The deal will also help Lucid realize its vision to supply electric vehicle technologies to third parties such as other automotive manufacturers as well as offer energy storage solutions in the residential, commercial and utility segments, Rawlinson said.
Scaling an electric vehicle company is not cheap or easy. Lucid narrowly missed imploding several years ago as it struggled to find an investor that would provide the capital it needed to bring its ultra-luxe electric Air sedan into production. That investor ended up being Saudi Arabia’s sovereign wealth fund, which agreed in September 2018 to invest $1 billion into Lucid Motors.

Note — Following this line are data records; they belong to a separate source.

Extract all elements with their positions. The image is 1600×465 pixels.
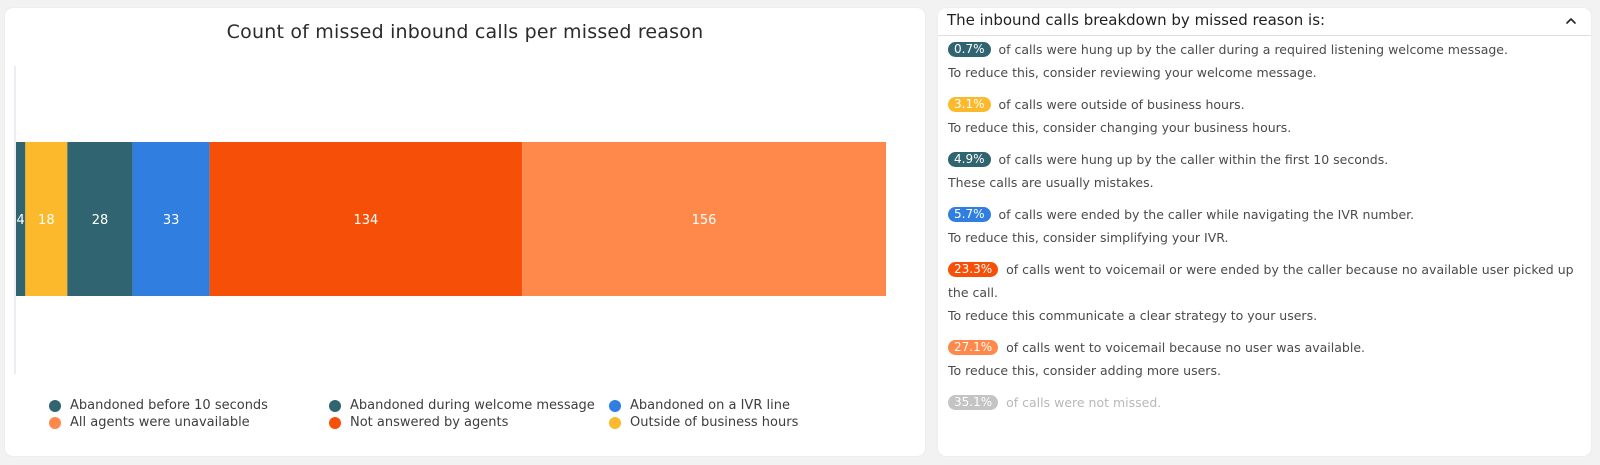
bar-value-label: 28 bbox=[92, 213, 109, 228]
breakdown-item-text: of calls were ended by the caller while … bbox=[998, 207, 1415, 222]
breakdown-item-advice: To reduce this, consider reviewing your … bbox=[948, 65, 1317, 80]
bar-segment[interactable] bbox=[522, 142, 886, 296]
percent-badge: 5.7% bbox=[948, 207, 991, 222]
legend-item[interactable]: Not answered by agents bbox=[329, 415, 508, 430]
breakdown-item-text: of calls were hung up by the caller with… bbox=[998, 152, 1389, 167]
legend-label: Abandoned during welcome message bbox=[350, 398, 595, 413]
bar-segment[interactable] bbox=[25, 142, 68, 296]
breakdown-item-advice: These calls are usually mistakes. bbox=[948, 175, 1154, 190]
bar-value-label: 18 bbox=[38, 213, 55, 228]
legend-swatch bbox=[49, 416, 61, 429]
breakdown-item-advice: To reduce this, consider simplifying you… bbox=[948, 230, 1229, 245]
chevron-up-icon[interactable] bbox=[1563, 13, 1579, 29]
breakdown-header[interactable]: The inbound calls breakdown by missed re… bbox=[938, 8, 1591, 36]
breakdown-item-text: of calls were not missed. bbox=[1006, 395, 1162, 410]
breakdown-item-text: of calls were hung up by the caller duri… bbox=[998, 42, 1508, 57]
legend-item[interactable]: Abandoned before 10 seconds bbox=[49, 398, 268, 413]
legend-label: Abandoned on a IVR line bbox=[630, 398, 790, 413]
bar-segment[interactable] bbox=[16, 142, 26, 296]
breakdown-item: 4.9% of calls were hung up by the caller … bbox=[948, 148, 1583, 194]
breakdown-item-line: 27.1% of calls went to voicemail because … bbox=[948, 336, 1583, 359]
percent-badge: 23.3% bbox=[948, 262, 999, 277]
breakdown-item: 35.1% of calls were not missed. bbox=[948, 391, 1583, 414]
percent-badge: 35.1% bbox=[948, 395, 999, 410]
bar-value-label: 33 bbox=[163, 213, 180, 228]
percent-badge: 3.1% bbox=[948, 97, 991, 112]
breakdown-item-line: 35.1% of calls were not missed. bbox=[948, 391, 1583, 414]
bar-value-label: 134 bbox=[353, 213, 378, 228]
chart-title: Count of missed inbound calls per missed… bbox=[226, 21, 704, 43]
breakdown-title: The inbound calls breakdown by missed re… bbox=[947, 11, 1326, 29]
percent-badge: 0.7% bbox=[948, 42, 991, 57]
legend-swatch bbox=[329, 399, 341, 412]
legend-item[interactable]: Abandoned on a IVR line bbox=[609, 398, 790, 413]
breakdown-item-text: of calls went to voicemail because no us… bbox=[1006, 340, 1365, 355]
legend-swatch bbox=[329, 416, 341, 429]
legend-label: Not answered by agents bbox=[350, 415, 509, 430]
bar-segment[interactable] bbox=[209, 142, 523, 296]
percent-badge: 27.1% bbox=[948, 340, 999, 355]
breakdown-item: 27.1% of calls went to voicemail because … bbox=[948, 336, 1583, 382]
bar-segment[interactable] bbox=[67, 142, 133, 296]
breakdown-item-text: of calls went to voicemail or were ended… bbox=[948, 262, 1574, 300]
breakdown-item-line: 5.7% of calls were ended by the caller wh… bbox=[948, 203, 1583, 226]
legend-label: Abandoned before 10 seconds bbox=[70, 398, 268, 413]
breakdown-panel: The inbound calls breakdown by missed re… bbox=[938, 8, 1591, 456]
breakdown-item-line: 0.7% of calls were hung up by the caller … bbox=[948, 38, 1583, 61]
chart-panel: Count of missed inbound calls per missed… bbox=[5, 8, 925, 456]
breakdown-item-advice: To reduce this, consider adding more use… bbox=[948, 363, 1221, 378]
breakdown-list: 0.7% of calls were hung up by the caller … bbox=[948, 38, 1583, 423]
legend-swatch bbox=[609, 416, 621, 429]
breakdown-item-text: of calls were outside of business hours. bbox=[998, 97, 1245, 112]
breakdown-item: 0.7% of calls were hung up by the caller … bbox=[948, 38, 1583, 84]
breakdown-item-advice: To reduce this, consider changing your b… bbox=[948, 120, 1292, 135]
legend-item[interactable]: All agents were unavailable bbox=[49, 415, 250, 430]
bar-value-label: 4 bbox=[17, 213, 25, 228]
breakdown-item-advice: To reduce this communicate a clear strat… bbox=[948, 308, 1318, 323]
legend-swatch bbox=[49, 399, 61, 412]
legend-swatch bbox=[609, 399, 621, 412]
breakdown-item-line: 3.1% of calls were outside of business ho… bbox=[948, 93, 1583, 116]
percent-badge: 4.9% bbox=[948, 152, 991, 167]
legend-item[interactable]: Outside of business hours bbox=[609, 415, 798, 430]
breakdown-item: 23.3% of calls went to voicemail or were … bbox=[948, 258, 1583, 327]
legend-label: Outside of business hours bbox=[630, 415, 799, 430]
bar-value-label: 156 bbox=[692, 213, 717, 228]
legend-item[interactable]: Abandoned during welcome message bbox=[329, 398, 595, 413]
breakdown-item-line: 23.3% of calls went to voicemail or were … bbox=[948, 258, 1583, 304]
stacked-bar-chart: 4 18 28 33 134 156 bbox=[14, 66, 886, 374]
breakdown-item: 5.7% of calls were ended by the caller wh… bbox=[948, 203, 1583, 249]
breakdown-item: 3.1% of calls were outside of business ho… bbox=[948, 93, 1583, 139]
breakdown-item-line: 4.9% of calls were hung up by the caller … bbox=[948, 148, 1583, 171]
legend-label: All agents were unavailable bbox=[70, 415, 250, 430]
bar-segment[interactable] bbox=[132, 142, 210, 296]
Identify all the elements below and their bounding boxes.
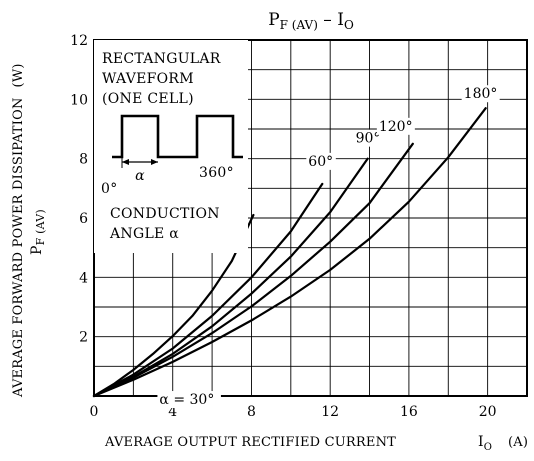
alpha-symbol: α: [135, 168, 145, 184]
curve-label-2: 60°: [308, 154, 333, 170]
curve-label-3: 90°: [356, 131, 381, 147]
title-main2: I: [337, 10, 344, 30]
y-tick-label: 10: [70, 92, 88, 108]
chart-title: PF (AV) – IO: [268, 10, 354, 32]
x-tick-label: 0: [90, 404, 99, 420]
period-label: 360°: [199, 165, 234, 181]
conduction-line-2: ANGLE α: [109, 226, 179, 242]
curve-label-5: 180°: [464, 86, 498, 102]
x-axis-label-sub: O: [484, 442, 492, 453]
rectangular-waveform-icon: [112, 114, 243, 159]
curve-label-bg: [376, 117, 415, 135]
y-tick-label: 8: [79, 152, 88, 168]
y-tick-label: 6: [79, 211, 88, 227]
curve-label-bg: [157, 391, 221, 409]
conduction-line-1: CONDUCTION: [110, 206, 220, 222]
title-main: P: [268, 10, 279, 30]
curve-label-1: α = 30°: [159, 392, 214, 408]
x-tick-label: 16: [400, 404, 418, 420]
series-line-2: [92, 182, 324, 398]
title-sep: –: [318, 10, 337, 30]
y-tick-label: 12: [70, 33, 88, 49]
series-line-5: [92, 107, 487, 398]
curve-label-4: 120°: [379, 119, 413, 135]
y-tick-label: 2: [79, 330, 88, 346]
title-sub2: O: [344, 18, 354, 32]
x-tick-label: 20: [479, 404, 497, 420]
y-tick-label: 4: [79, 270, 88, 286]
y-axis-label-text: AVERAGE FORWARD POWER DISSIPATION: [11, 97, 26, 398]
x-tick-label: 4: [168, 404, 177, 420]
curve-label-bg: [461, 85, 500, 103]
x-tick-label: 8: [247, 404, 256, 420]
inset-line-3: (ONE CELL): [102, 91, 194, 107]
x-axis-label-sym: I: [478, 434, 484, 450]
inset-box: [94, 40, 248, 253]
x-axis-label-text: AVERAGE OUTPUT RECTIFIED CURRENT: [104, 435, 396, 450]
y-axis-symbol-sub: F (AV): [34, 209, 47, 245]
zero-degree-label: 0°: [101, 181, 118, 197]
alpha-arrow-right-icon: [151, 159, 158, 165]
series-line-4: [92, 142, 414, 398]
title-sub: F (AV): [280, 18, 318, 32]
x-tick-label: 12: [321, 404, 339, 420]
curve-label-bg: [306, 152, 336, 170]
y-axis-label-unit: (W): [11, 63, 26, 87]
inset-line-1: RECTANGULAR: [102, 51, 221, 67]
x-axis-label-unit: (A): [508, 435, 528, 450]
curve-label-bg: [353, 129, 384, 147]
y-axis-symbol: PF (AV): [29, 209, 47, 255]
series-line-1: [92, 213, 255, 398]
curve-labels: α = 30° 60° 90°120° 180°: [157, 85, 500, 409]
inset-line-2: WAVEFORM: [102, 71, 194, 87]
y-axis-symbol-main: P: [29, 245, 45, 255]
x-axis-label: AVERAGE OUTPUT RECTIFIED CURRENT IO (A): [104, 434, 528, 453]
alpha-arrow-left-icon: [122, 159, 129, 165]
curves: [92, 107, 487, 398]
y-axis-label: AVERAGE FORWARD POWER DISSIPATION (W): [11, 63, 26, 398]
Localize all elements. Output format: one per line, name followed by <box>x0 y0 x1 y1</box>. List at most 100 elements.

Lucid began in 2007 as Atieva, a company founded by former Tesla VP and board member Bernard Tse and entrepreneur Sam Weng that focused on developing electric car battery technology. The early research, development and eventual progress in the components and overall electric architecture would lay the critical ground work for the future Lucid, which emerged at the end of 2016 with new publicly stated purpose to make electric vehicles (although the company had already been working quietly at this for a couple of years). Rawlinson, who left Tesla to join Lucid in 2013 as CTO, was one of the driving forces behind this new mission. He later took on the CEO title and responsibility as well.
While Lucid is often couched as a competitor to Tesla, Rawlinson has told TechCrunch the Air is meant to be a rival of the Mercedes S Class, the internal combustion engine flagship of the German automaker. The investor presentation released Monday echoes Rawlinson’s earlier comments, noting that “Tesla is innovative but not luxury.” Lucid describes itself as “post luxury” and in competition with “established luxury” brands Audi, BMW and Mercedes-Benz.
Lucid is taking a page out of Tesla’s playbook and outlined plans to eventually offer more affordable EVs once it scales production.
Rawlinson will remain as CEO and CTO. The deal is expected to close in the second quarter.